Unlike the other candidates, which all have quite appalling physical conditions, the parking lot on Block 003-B is in pretty good shape. The pavement looks relatively new and the other elements (poles, lights, etc.) are in decent condition. There are a few minor issues, but there are dozens of other parking lots in Downtown Denver that have deteriorated conditions far worse than the lot on Block 003-B. This parking lot is owned by an entity called “Trinity (Denver) PIP III LLC” and is operated by AMPCO System Parking.
Here’s what this lot looks like:
But, this was one of the top five most frequently nominated parking lots, and the reason why, I suspect, is because of its unique location and important neighbors.
Block 003-B sits at one of those intersections where the diagonal Downtown street grid collides with the metro street grid aligned to the four cardinal directions, resulting in the five-point intersection where Broadway, E. 18th Avenue, Tremont, and 18th Street all come together. Street corners, or more specifically the buildings located at them, are very important elements in an urban environment. They anchor the intersection and establish the scale and character of the street wall in both directions. This is particularly the case with a five-point intersection, where diagonal sight lines and building edges can create an engaging and visually interesting experience for the pedestrian.
The intersection in question has the ingredients to be one of Downtown Denver’s best corners. On the northeast corner is the beautiful Trinity United Methodist Church, with its rhyolite façade and steeple and its Tiffany stained-glass windows. To the southwest is the wedge-shaped corner of the venerable Brown Palace Hotel and its rich reddish sandstone exterior.

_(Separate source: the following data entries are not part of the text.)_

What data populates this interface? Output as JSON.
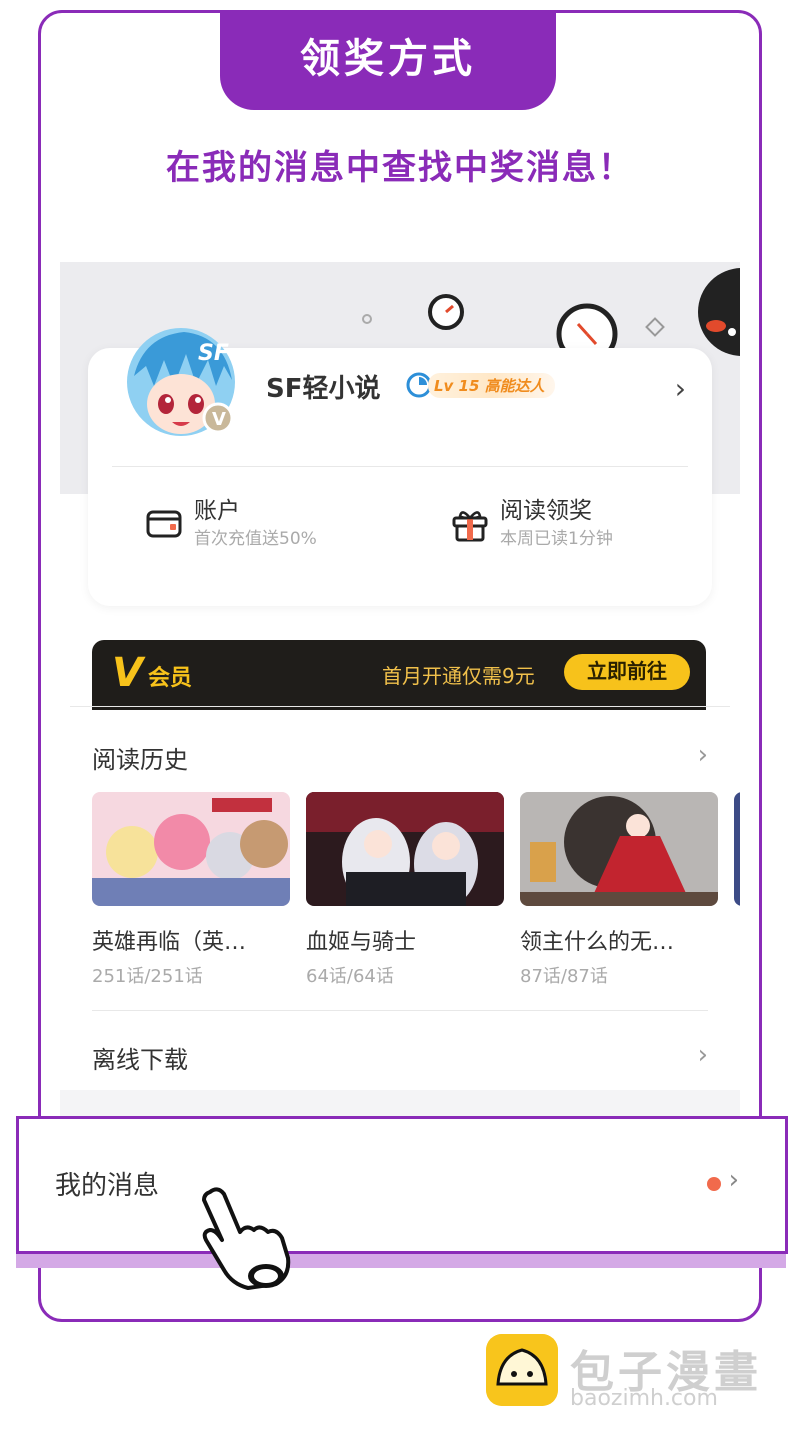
{
  "header": {
    "title": "领奖方式",
    "subtitle": "在我的消息中查找中奖消息！"
  },
  "profile": {
    "username": "SF轻小说",
    "level": "Lv 15 高能达人",
    "avatar_badge": "V"
  },
  "stats": [
    {
      "title": "账户",
      "sub": "首次充值送50%"
    },
    {
      "title": "阅读领奖",
      "sub": "本周已读1分钟"
    }
  ],
  "vip": {
    "logo": "V",
    "label": "会员",
    "promo": "首月开通仅需9元",
    "button": "立即前往"
  },
  "history": {
    "title": "阅读历史",
    "books": [
      {
        "title": "英雄再临（英…",
        "count": "251话/251话"
      },
      {
        "title": "血姬与骑士",
        "count": "64话/64话"
      },
      {
        "title": "领主什么的无…",
        "count": "87话/87话"
      }
    ]
  },
  "offline": {
    "title": "离线下载"
  },
  "messages": {
    "title": "我的消息"
  },
  "watermark": {
    "name": "包子漫畫",
    "domain": "baozimh.com"
  },
  "colors": {
    "accent": "#8a2bb8",
    "vip_gold": "#f7c21b",
    "dot": "#f16a4c"
  }
}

On the northwest corner is the charming historic Navarre building and the 17-story Trinity Place tower which, for a 1970s office building, is relatively pleasant at the sidewalk level. Add in the couple of mature trees and the public art piece there, and this intersection rocks–from certain vantage points. But what really keeps this unique corner from being one of Downtown’s best is the surface parking lot at the southeast corner on Block 003-B. Its expanse of asphalt presents a harsh edge to the scene, and the lack of a building at this site prevents the enclosure of the intersection as an intimate public space. If this parking lot–along with the surface lot at 18th & Glenarm and the lots adjacent to the church–could be developed, this part of Downtown would have a really great feel to it. But, unfortunately, that’s currently not the case, so that’s my perspective on why the parking lot on Block 003-B is one of Downtown Denver’s worst.